At one point she decides that Krukowski's murder must have something to do with a murder fifty years in the past--a murder in the past she is only hypothesizing, without any evidence at all.  She decides a Harbour Street denizen must have been involved in this supposed murder, so she gets permission--how I couldn't see--to have the police dig up this person's entire property, to look for the body of another person whom there is no convincing reason to believe is dead in the first place.  

The dramatic, "made-for-TV" style ending I had some problems with also, in that it piled on three unlikely coincidences in a row.  This will probably play better on television, when there is less time to think about the unlikeliness of what one is seeing unfold.

Fortunately for Stanhope and her team, when the time comes to wrap up the novel, the culprit obligingly confesses everything, in the grand tradition.

I hope this doesn't sound unduly critical, but some parts of the book were so good they raised very high expectations in me.  Parts of the book are on the level with James and Rendell in their heydays, I think. I will certainly be going on to read The Glass Room.


  1. I haven't read any of the Vera Stanhope novels, but I've certainly been enjoying the television series. It's something quite different, focused heavily on the character of Vera herself and her interactions with her co-workers. As you note, Vera relies on intuition and "feelings", and honestly it's hard to understand how she ever got to the rank she has, but Brenda Blethyn makes her believable. You're spot on with your comment about there being less time to think about things on television and thus incredible coincidences are glossed over; I may have to pick up the novels just to see whether the lack of Blethyn's tremendous acting skill makes a difference.

    1. I just ordered the first Vera set and will be interested in seeing it. I must admit I found Harbour Street somewhat frustrating. Some very good parts, but I also found myself getting irritated with Vera and her snap judgments of situations and people. She judged at least two men in the book basically as contemptible characters and I just wasn't seeing it like she did.

      There's another part where she and the head of the women's shelter have a good chuckle when the latter woman wonders if some men are pricks because they were bullied in school or if they were just bullied because they were pricks. I thought, wow, Vera's empathy is coming up pretty short for socially awkward boys!

      On the other hand, I found myself quite interested in the character and wanting to read more about her. I'm anxious to see Blethyn's take on her as well.

  2. I've only watched the TV adaptatiosn so far, bith of which have been impressive - this is perhaps not the one to start with by the sound of it Curt ...

    1. Well, Sergio, it's only fair to add that the reviews I've seen for the book have been positive without qualification.
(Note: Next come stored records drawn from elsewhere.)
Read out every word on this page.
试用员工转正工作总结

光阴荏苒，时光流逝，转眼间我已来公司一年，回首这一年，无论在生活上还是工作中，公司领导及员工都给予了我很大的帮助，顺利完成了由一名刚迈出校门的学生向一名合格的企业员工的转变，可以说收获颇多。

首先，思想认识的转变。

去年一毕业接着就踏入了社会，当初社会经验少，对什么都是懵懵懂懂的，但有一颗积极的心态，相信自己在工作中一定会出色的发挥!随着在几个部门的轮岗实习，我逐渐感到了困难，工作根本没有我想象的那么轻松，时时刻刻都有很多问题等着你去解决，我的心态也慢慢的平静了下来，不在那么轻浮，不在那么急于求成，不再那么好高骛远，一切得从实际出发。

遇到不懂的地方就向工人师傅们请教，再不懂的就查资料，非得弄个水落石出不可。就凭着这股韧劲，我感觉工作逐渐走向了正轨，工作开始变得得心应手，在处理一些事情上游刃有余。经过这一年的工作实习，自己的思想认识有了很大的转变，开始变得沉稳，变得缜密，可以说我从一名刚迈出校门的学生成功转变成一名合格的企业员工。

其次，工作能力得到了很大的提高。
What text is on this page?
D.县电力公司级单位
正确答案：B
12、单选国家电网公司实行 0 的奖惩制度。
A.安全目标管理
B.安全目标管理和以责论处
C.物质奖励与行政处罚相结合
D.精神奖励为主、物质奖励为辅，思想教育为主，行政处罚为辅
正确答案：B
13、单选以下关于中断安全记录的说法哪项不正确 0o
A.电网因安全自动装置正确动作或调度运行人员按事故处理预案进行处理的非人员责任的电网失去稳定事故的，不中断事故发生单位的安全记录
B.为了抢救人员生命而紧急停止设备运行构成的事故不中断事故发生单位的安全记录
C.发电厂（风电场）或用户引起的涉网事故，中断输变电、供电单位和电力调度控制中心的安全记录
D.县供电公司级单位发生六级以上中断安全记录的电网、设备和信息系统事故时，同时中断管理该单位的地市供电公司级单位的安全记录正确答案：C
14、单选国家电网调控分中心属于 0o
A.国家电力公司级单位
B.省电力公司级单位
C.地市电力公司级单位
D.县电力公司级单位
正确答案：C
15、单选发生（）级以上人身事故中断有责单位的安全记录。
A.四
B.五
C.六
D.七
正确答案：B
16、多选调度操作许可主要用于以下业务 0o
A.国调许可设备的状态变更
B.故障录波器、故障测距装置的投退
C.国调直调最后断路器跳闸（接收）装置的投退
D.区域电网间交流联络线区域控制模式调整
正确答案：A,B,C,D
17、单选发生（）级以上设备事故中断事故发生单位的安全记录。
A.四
Though these comments from a Telegraph interview with Cleeves that I just found make the same point (more harshly), even about the television series:

      colinvar • a year ago
      "The Vera Crime Series"

      Having watched the first one, I came to the conclusion that none of her cases would have resulted in a conviction because of her modus operandi - gold dust for defence lawyers. Vera would have been carted away by the folk in white coats.

      millyb colinvar • a year ago
      I also find Vera difficult to watch as its so utterly unbelievable re procedures

      I'm going to try to watch Season 1 and blog about it next week!

  3. I have not read this series, but I have read some of the Inspector Ramsay series and two of the Jimmy Perez series. I liked both. The Jimmy Perez series is really good. I plan to read the first in the Vera Stanhope series soon (The Crow Trap). It is a big think one... over 500 pages I think.

    1. I feel dampened about the Perez series because I got the fourth book "spoiled" for me. Harbour Street is about 380 pages as I recollect, but it uses quite large print so is "only" about 100,000 words, I think. Longer than the typical classic mystery, but shorter than a lot of the modern-day behemoths.